Branding Strategies
Deliver what your customer wants.
The increased interest in strong brands has accelerated pace of globalization resulting in an ever-tougher competitive marketplace. Product Superiority is in itself no longer sufficient to guarantee success. The fast pace of technological development and the increased speed with which imitations turn up on the market have dramatically shortened product lifecycles.
The consequence is that product-related competitive advantages soon risk being transformed into competitive prerequisites. Companies looking for competitive tools justly turn towards their brands.
Strategies & Techniques
Good Branding and Product Naming Qualities:
- strategically distinguish
- conveys unique positioning
- appeals to the target audience
- imply the brand´s benefit
- legal protection.
- creates loyalty
- offers a symbolic association, "Brand Community"
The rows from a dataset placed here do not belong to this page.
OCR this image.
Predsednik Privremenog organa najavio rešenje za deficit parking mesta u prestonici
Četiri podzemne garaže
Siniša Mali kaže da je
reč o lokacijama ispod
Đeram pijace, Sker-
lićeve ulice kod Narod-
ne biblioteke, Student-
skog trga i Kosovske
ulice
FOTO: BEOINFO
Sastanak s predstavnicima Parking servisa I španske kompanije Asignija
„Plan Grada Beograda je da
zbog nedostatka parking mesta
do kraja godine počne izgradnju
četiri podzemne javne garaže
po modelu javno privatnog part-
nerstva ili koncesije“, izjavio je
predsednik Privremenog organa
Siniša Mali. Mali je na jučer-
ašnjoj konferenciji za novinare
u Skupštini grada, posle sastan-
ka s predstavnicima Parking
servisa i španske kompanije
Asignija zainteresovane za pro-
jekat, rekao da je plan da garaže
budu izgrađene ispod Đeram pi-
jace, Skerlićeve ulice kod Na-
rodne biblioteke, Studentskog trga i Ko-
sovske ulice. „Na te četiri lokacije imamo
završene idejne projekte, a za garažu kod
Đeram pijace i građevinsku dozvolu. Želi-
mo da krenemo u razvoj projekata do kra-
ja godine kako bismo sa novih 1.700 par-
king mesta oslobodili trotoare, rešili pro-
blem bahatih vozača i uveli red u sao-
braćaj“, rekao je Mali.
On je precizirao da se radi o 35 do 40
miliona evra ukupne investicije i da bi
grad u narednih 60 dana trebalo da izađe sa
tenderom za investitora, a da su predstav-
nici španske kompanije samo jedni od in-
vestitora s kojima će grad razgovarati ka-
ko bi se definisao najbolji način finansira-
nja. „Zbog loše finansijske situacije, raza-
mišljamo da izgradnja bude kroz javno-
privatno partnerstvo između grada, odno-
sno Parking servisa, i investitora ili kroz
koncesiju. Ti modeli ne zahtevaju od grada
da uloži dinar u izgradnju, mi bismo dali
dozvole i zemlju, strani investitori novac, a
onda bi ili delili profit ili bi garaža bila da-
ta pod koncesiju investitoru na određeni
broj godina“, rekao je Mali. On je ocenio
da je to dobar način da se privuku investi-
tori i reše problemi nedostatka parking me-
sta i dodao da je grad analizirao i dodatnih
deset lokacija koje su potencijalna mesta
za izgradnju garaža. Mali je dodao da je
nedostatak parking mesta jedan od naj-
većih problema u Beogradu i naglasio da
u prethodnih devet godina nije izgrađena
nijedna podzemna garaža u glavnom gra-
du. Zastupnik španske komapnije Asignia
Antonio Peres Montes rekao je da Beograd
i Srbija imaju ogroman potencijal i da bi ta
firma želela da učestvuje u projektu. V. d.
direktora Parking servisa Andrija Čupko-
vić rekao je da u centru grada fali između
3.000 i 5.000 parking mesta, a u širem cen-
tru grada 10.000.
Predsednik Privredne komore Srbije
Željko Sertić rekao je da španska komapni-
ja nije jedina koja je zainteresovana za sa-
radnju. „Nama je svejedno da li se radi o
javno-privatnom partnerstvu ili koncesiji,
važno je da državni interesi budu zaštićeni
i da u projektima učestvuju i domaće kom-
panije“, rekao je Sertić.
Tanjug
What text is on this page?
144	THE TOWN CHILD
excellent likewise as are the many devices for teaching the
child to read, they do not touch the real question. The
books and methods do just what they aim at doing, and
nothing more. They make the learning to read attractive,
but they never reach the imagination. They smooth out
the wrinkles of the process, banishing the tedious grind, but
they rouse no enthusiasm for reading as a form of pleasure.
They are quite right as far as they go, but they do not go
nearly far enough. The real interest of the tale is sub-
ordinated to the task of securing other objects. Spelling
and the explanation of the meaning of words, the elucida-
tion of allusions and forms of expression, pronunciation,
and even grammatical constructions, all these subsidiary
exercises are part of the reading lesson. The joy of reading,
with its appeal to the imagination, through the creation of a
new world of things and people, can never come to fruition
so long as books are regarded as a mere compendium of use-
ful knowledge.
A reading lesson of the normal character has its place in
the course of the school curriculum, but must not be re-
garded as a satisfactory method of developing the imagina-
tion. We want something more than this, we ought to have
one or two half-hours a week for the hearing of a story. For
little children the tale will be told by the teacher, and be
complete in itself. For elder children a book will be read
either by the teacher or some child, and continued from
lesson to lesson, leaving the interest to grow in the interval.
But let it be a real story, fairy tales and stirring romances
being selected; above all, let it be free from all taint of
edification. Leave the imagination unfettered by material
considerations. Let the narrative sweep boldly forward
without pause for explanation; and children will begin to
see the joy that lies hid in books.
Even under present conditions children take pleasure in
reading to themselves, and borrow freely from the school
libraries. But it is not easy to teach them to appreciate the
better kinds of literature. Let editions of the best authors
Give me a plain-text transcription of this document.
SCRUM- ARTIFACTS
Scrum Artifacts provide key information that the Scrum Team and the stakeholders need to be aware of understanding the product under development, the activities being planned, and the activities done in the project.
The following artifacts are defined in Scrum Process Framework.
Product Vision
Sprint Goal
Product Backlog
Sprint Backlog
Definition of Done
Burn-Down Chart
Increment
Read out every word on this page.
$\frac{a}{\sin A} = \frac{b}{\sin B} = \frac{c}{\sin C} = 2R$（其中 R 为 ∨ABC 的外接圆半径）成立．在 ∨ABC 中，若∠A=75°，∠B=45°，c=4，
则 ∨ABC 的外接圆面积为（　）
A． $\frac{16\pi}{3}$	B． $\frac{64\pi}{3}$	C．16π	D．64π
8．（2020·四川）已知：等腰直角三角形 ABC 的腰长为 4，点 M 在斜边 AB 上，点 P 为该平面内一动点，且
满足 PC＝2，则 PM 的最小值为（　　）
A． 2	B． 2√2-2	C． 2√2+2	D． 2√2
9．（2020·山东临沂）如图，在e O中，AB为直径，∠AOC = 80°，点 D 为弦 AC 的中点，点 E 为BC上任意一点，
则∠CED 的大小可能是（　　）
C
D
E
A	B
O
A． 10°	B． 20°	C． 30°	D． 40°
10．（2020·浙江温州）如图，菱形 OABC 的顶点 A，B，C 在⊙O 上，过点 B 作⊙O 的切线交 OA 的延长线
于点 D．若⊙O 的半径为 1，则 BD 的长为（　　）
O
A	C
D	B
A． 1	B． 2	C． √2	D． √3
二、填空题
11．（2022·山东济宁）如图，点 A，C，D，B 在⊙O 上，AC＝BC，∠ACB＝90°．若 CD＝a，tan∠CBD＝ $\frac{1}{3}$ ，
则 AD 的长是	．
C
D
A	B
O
- motivates the customers to buy the product.
Product naming faux pas
Many companies have stumbled across the importance of considering language differences in marketing new products.
- Mitsubishi Pajero is called Montero in Spanish speaking countries because Pajero means wanker
- Reebok named a women’s sneaker Incubus. In medieval folklore, an incubus was a demon who ravished women in their sleep.
- The Honda Fitta was, according to a popular urban legend, renamed Jazz after discovering that fitta is Norwegian and Swedish slang for the female genitals.
- A drink in Japan called Calpis, when pronounced, sounds exactly like cow piss. The product is marketed in North America under the Calpico brand.
- Bimbo is a Mexican baking conglomerate; in English the term describes a woman who is physically attractive but is perceived to have a low intelligence or poor education.